Businesses are increasingly relying on independent contractors to provide needed services. While using independent contractors can provide a business with significant benefits, if a worker is improperly classified as an independent contractor rather than an employee, the business can be exposed to significant liability. The IRS is in the midst of a three-year program to audit businesses, directed in part towards examining the classification of workers as independent contractors. The President’s proposed 2011 budget also sought increased funding for enforcement, including specifically for employee misclassification.
Businesses often prefer to use independent contractors for a variety of reasons, including not being responsible for paying payroll taxes, unemployment insurance, and worker’s compensation insurance. However, if the IRS finds that a worker was wrongly classified as an independent contractor but was actually an employee, the business can face liability for back taxes and penalties. In addition to an IRS audit, a company’s workers (including disgruntled former workers) can contact the IRS about an alleged misclassification.

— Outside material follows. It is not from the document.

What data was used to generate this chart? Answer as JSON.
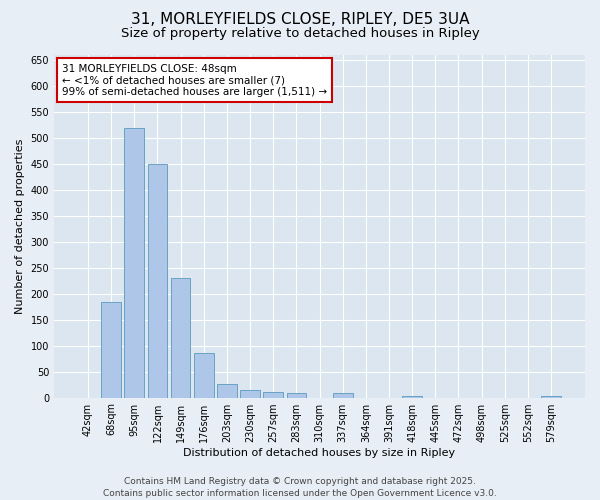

Consequently, businesses need to take care to properly classify workers and to maintain proper documentation. The IRS looks at a variety of factors in determining whether a worker is an employee. These factors fall into three categories: behavioral control, financial control, and the relationship of the parties. While not dispositive, every business should have a written independent contractor agreement with each independent contractor that it hires. For assistance with determining whether a worker is an employee or independent contractor, businesses should seek counsel. In some circumstances, it may be advisable to obtain a determination from the IRS by filing Form SS-8.